Я вынес свой паспорт, мельком на него взглянули, и майор сказал официальным тоном, что выселению я не подлежу.

— Гражданин Даугела, вам и вашей дочери Янине — час на сборы, сейчас пять двадцать. В четверть седьмого должны быть готовы.

— Яня, — сказал Даугела и опустился на стул. — Слышишь, Юозас?

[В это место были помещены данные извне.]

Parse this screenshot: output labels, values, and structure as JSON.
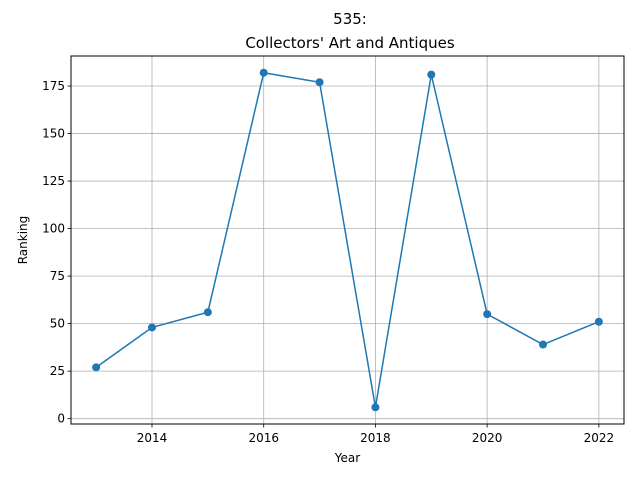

— Почему ее тут нет? Приведите, — сказал майор, и двое быстро прошли в коридор. Там стукнули двери, слышно было, как раскрывали шкафы, что-то со звоном упало. Даугела вздыхал, шамкал нечленораздельное и чесал свои патлы. Он был совсем плох, и когда те двое вернулись ни с чем, толком и не мог объяснить, куда ушла дочь. Может, он придуривался. Я, пока из него вынимали душу, спросил у милицейского начальника, почему Янину, он строго сказал: «Вся семья несет ответственность». Даугелу подняли, повели, комната опустела. Моей первой безумной мыслью было бежать. Я один в проклятом этом доме, выстрел через окно, и все кончено. Каким-то особым чувством я знал, что Владас поблизости. Я заставил себя успокоиться и подумать. Мешок и чемоданчик Даугелы остались здесь, на полу. Значит, сейчас все вернутся, доставят Яню и дадут, наверно, ей собраться тоже. Меня это чуть обнадежило, я получал как будто отсрочку. Но когда придет ночь, я впервые за все это время останусь без всякой защиты. Ни Даугелы, ни Яни, теперь уже Владаса ничто не сдержит, он будет рад прикончить наконец меня, это будет удачная акция против советских, вот вам, возьмите еще один ваш труп, вы думали, что перебили нас, а мы живы, мы везде и всюду, и доказательством тому — этот мертвый молоденький жидас, шпион и предатель. Я чуть ли не воочию видел себя лежащим на этом полу. И что с того, что Владаса в конце концов поймают, расстреляют или повесят, мне будет уже все равно. А Янька сгинет где-нибудь в Сибири вместе с его волчонком в утробе, а может, и родит, и тут во мне шевельнулось злорадное: вот, что будет местью Владасу за моих родителей и за меня самого, — этот его ребенок, который будет расти сиротой, как я. Воображение представило младенца, Яню с ним на руках, — мне стало нехорошо от того, что я желал зла двум таким же невинным и несчастным существам, каким был я сам. Голова раскалывалась от этого безумия, от всеобщей жути, затоплявшей все вокруг, как дождь, что лил и лил с небес и превращал все в слякоть, мрак, и мразь, и грязь, и сотрясал, пронизывал меня насквозь, — меня, захваченного этим холодным, мокрым и липким кровавым месивом, — я бежал в прилипшей к телу рубашке, в ботинках на босу ногу, сначала вдоль улицы, потом, срезая путь, по огородным грядкам, и я, задыхаясь в хрипящем, едва слышном крике, ввалился к старухе:

— Не надо, не трогайте Яню, оставьте ребенка, зачем вам, отдайте! — я бросился к ней, схватил ее за руку, начал трясти неизвестно зачем — или чтобы она сказала что-то, или чтобы молчала, — я ничего не соображал, лишь повторял, как в горячке: «Не трогайте ее… ребенок!»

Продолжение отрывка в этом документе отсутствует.